Certaines nécessitent une concertation approfondie, mais il faut une direction donnée par le Parlement ( permis de construire et d'aménagement, autorisation unique pour les installations classées, CNI virtuelle, inspection du travail), c'est pour cette raison que nous demandons une habilitation.

Enfin certaines sont classiquement des transpositions de directives européennes (communications à haut débit, concessions des commandes publiques)
(heureusement qu'il a dit plus tôt qu'il n'avait pas pris ces mesures pour faire plaisir à Bruxelles...)
Certaines sont purement rédactionnelles et on pour but d'alléger les travaux dont les temps sont réduis,
(non verbal : il joint les mains: se prend au sérieux)
et je me ferai votre ambassadeur, partageant la contrainte que vous avez tous et toutes évoqué en terme de délais auprès de mon collègue en charge des relations auprès du Parlement.
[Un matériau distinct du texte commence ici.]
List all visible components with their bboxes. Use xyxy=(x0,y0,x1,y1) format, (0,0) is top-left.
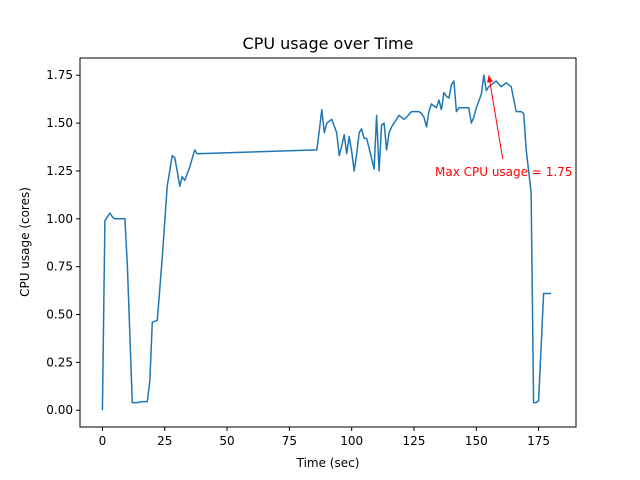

Mais enfin, certains renvois à des ordonnances sont purement rédactionnels
( non verbal : il croise les doigts : dénote un manque de confiance en soi et en ses paroles, puis joue avec ses pouces et les pointe vers le haut : les pouces relevés vers le haut indiquent un individu dominant)
comme la recodification suite à la création de l'ARAFER OU LA RECODIFICATION DE L4ORDONNANCE APE, mais je crois que cela porte moins d'enjeux politiques dans ce texte.
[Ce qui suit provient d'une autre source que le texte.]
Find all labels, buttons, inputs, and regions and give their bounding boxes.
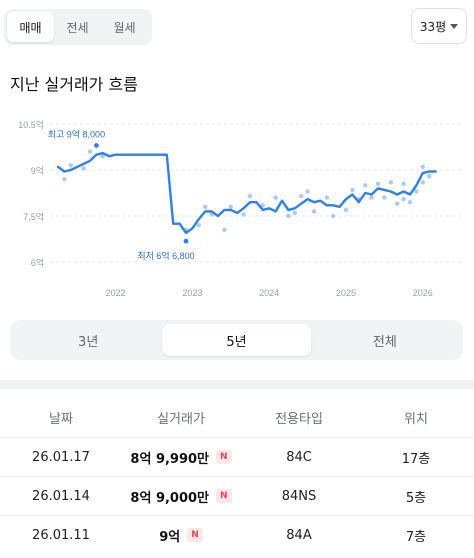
min-price-label: 최저 6억 6,800 (137, 250, 194, 261)
scatter-point (395, 201, 400, 206)
scatter-point (241, 212, 246, 217)
row-price-cell: 9억 N (122, 526, 240, 545)
price-line (56, 151, 437, 235)
scatter-point (62, 177, 67, 182)
new-badge: N (216, 489, 232, 503)
y-tick-label: 10.5억 (18, 119, 44, 130)
row-type: 84A (286, 527, 312, 543)
row-type: 84NS (281, 488, 317, 504)
header-floor: 위치 (404, 412, 428, 427)
x-tick-label: 2026 (413, 288, 433, 298)
y-tick-label: 9억 (31, 165, 44, 176)
y-tick-label: 6억 (31, 257, 44, 268)
caret-down-icon (450, 23, 459, 29)
scatter-point (299, 193, 304, 199)
period-5y[interactable]: 5년 (162, 324, 311, 356)
scatter-point (324, 195, 329, 200)
max-price-label: 최고 9억 8,000 (48, 128, 105, 139)
scatter-point (87, 149, 93, 154)
scatter-point (401, 196, 406, 202)
scatter-point (375, 181, 381, 186)
row-floor: 7층 (405, 529, 427, 545)
scatter-point (401, 181, 406, 186)
area-select[interactable]: 33평 (411, 8, 467, 44)
scatter-point (388, 180, 393, 185)
transactions-table: 날짜 실거래가 전용타입 위치 26.01.17 8억 9,990만 N 84C… (0, 398, 474, 554)
annotation-point (94, 143, 99, 148)
section-divider (0, 380, 474, 389)
header-date: 날짜 (49, 412, 73, 427)
scatter-point (305, 189, 310, 194)
annotation-point (183, 238, 189, 244)
scatter-point (311, 209, 317, 214)
price-history-chart: 10.5억 9억 7.5억 6억 2022 2023 2024 2025 2026 최고 9억… (18, 119, 462, 298)
y-tick-label: 7.5억 (23, 211, 44, 222)
row-date: 26.01.11 (32, 527, 90, 543)
scatter-point (292, 210, 297, 216)
scatter-point (420, 180, 425, 185)
x-tick-label: 2025 (336, 288, 356, 298)
x-tick-label: 2024 (259, 288, 279, 298)
scatter-point (427, 173, 432, 179)
header-type: 전용타입 (275, 412, 323, 427)
scatter-point (222, 227, 227, 232)
new-badge: N (216, 450, 232, 464)
table-row[interactable]: 26.01.11 9억 N 84A 7층 (0, 515, 474, 554)
new-badge: N (187, 528, 203, 542)
row-date: 26.01.14 (32, 488, 90, 504)
scatter-point (343, 207, 349, 213)
row-price-cell: 8억 9,000만 N (122, 487, 240, 506)
tab-monthly-rent[interactable]: 월세 (113, 20, 136, 35)
scatter-point (100, 154, 106, 159)
period-all[interactable]: 전체 (372, 334, 397, 350)
row-floor: 5층 (405, 490, 427, 506)
period-3y[interactable]: 3년 (78, 334, 99, 350)
row-floor: 17층 (401, 451, 431, 467)
scatter-point (68, 163, 74, 168)
tab-jeonse[interactable]: 전세 (66, 20, 89, 35)
scatter-point (407, 200, 413, 205)
scatter-point (286, 213, 291, 219)
scatter-point (273, 195, 278, 200)
scatter-point (350, 187, 355, 193)
x-tick-label: 2023 (182, 288, 202, 298)
row-type: 84C (286, 449, 312, 465)
scatter-point (81, 166, 86, 171)
table-row[interactable]: 26.01.17 8억 9,990만 N 84C 17층 (0, 437, 474, 476)
row-price: 9억 (159, 529, 181, 545)
area-select-value: 33평 (419, 19, 447, 34)
scatter-point (247, 193, 253, 199)
scatter-point (382, 195, 387, 200)
section-title: 지난 실거래가 흐름 (10, 75, 138, 94)
scatter-point (369, 195, 374, 200)
scatter-point (420, 164, 425, 170)
tab-sale[interactable]: 매매 (7, 12, 54, 42)
scatter-point (260, 203, 265, 208)
deal-type-tabs: 매매 전세 월세 (4, 9, 152, 45)
scatter-point (228, 204, 233, 209)
scatter-point (414, 189, 419, 194)
row-price-cell: 8억 9,990만 N (122, 448, 240, 467)
scatter-point (331, 213, 336, 219)
x-tick-label: 2022 (106, 288, 126, 298)
table-row[interactable]: 26.01.14 8억 9,000만 N 84NS 5층 (0, 476, 474, 515)
period-selector: 3년 5년 전체 (10, 320, 463, 360)
table-header: 날짜 실거래가 전용타입 위치 (0, 398, 474, 437)
scatter-point (203, 204, 208, 209)
scatter-point (196, 223, 201, 228)
row-price: 8억 9,000만 (130, 490, 210, 506)
scatter-point (363, 183, 368, 188)
row-date: 26.01.17 (32, 449, 90, 465)
row-price: 8억 9,990만 (130, 451, 210, 467)
header-price: 실거래가 (157, 412, 205, 427)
Alors, pour les points que vous avez soulevés Madame la députée (s'adresse à Madame Jacqueline FRAYSSE pour le groupe GDR)
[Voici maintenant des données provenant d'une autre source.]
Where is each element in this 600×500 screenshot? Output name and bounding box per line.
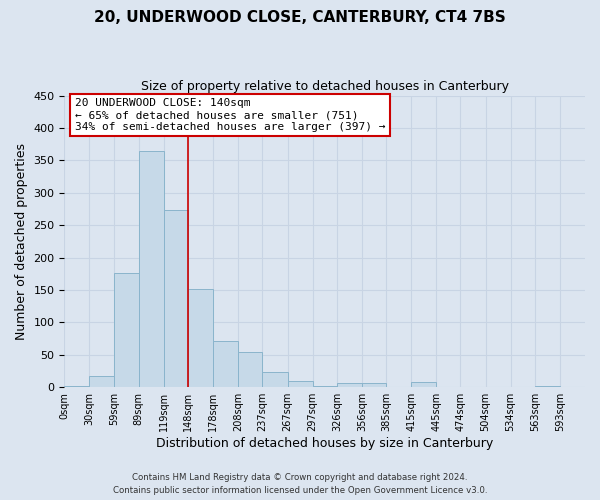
Bar <box>262 372 287 387</box>
Bar <box>238 352 262 387</box>
X-axis label: Distribution of detached houses by size in Canterbury: Distribution of detached houses by size … <box>156 437 493 450</box>
Bar <box>164 210 188 387</box>
Text: Contains HM Land Registry data © Crown copyright and database right 2024.
Contai: Contains HM Land Registry data © Crown c… <box>113 474 487 495</box>
Bar <box>213 340 238 387</box>
Bar <box>313 386 337 387</box>
Bar <box>436 386 460 387</box>
Text: 20, UNDERWOOD CLOSE, CANTERBURY, CT4 7BS: 20, UNDERWOOD CLOSE, CANTERBURY, CT4 7BS <box>94 10 506 25</box>
Bar <box>188 290 213 387</box>
Bar <box>386 386 411 387</box>
Bar <box>287 382 313 387</box>
Bar <box>411 382 436 387</box>
Bar <box>64 386 89 387</box>
Text: 20 UNDERWOOD CLOSE: 140sqm
← 65% of detached houses are smaller (751)
34% of sem: 20 UNDERWOOD CLOSE: 140sqm ← 65% of deta… <box>75 98 385 132</box>
Y-axis label: Number of detached properties: Number of detached properties <box>15 143 28 340</box>
Bar <box>337 384 362 387</box>
Bar <box>535 386 560 387</box>
Bar <box>485 386 511 387</box>
Bar <box>139 150 164 387</box>
Bar <box>89 376 114 387</box>
Bar <box>362 384 386 387</box>
Title: Size of property relative to detached houses in Canterbury: Size of property relative to detached ho… <box>141 80 509 93</box>
Bar <box>114 273 139 387</box>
... (sur les filiales HLM)

( Et là, la députée se fait tacler de belle manière :

Pour ce que vous avez évoqué dans votre propos, je dois dire que
( non verbal, il se gatte la tête et se lisse les cheveux : évoque un manque de confiance, une hésitation, et un besoin de se rassurer)
vous n'avez pas décidé de rejoindre certains de vos collègues par une approche pragmatique, mais avec une certaine violence, vous avez attaqué ce texte en mettant sur la table des arguments que j'ai déjà entendus, et qui sont connus

... ( sur le travail du dimanche)

Pour ce qui est de l'hyper concurrence des professions règlementées, je vois là, je l'évoquais tout à l'heure, une alliance baroque, et je vous vois défendre une nouvelle forme de prolétariat, mais le débat nous permettra d'aller plus loin en ce sens. J'ai pour ma part reçu beaucoup de salariés de ces professions, beaucoup de jeunes professionnels, et je dois dire que lorsque les jeunes professionnels, les jeunes salariés ne demandaient pas des réformes, nous ne les avons pas faites. Mais beaucoup les demandaient et beaucoup étaient en soutien de celles-ci. Je n'irai pas plus loin pour qu'on puisse continuer le débat, mais je finirai
(non verbal : il se lave les mains)
avec la même exigence que vous : moi je considère que les Français aujourd'hui attendent en effet qu'on les traite comme des citoyens, et sont à même de choisir leur vie, leur modèle de société, de leur redonner les droits de le faire et de ne pas leur imposer des vues qui sont celles d'une société, si ce n'est celle du 20e siècle, parfois celles du 19e siècle.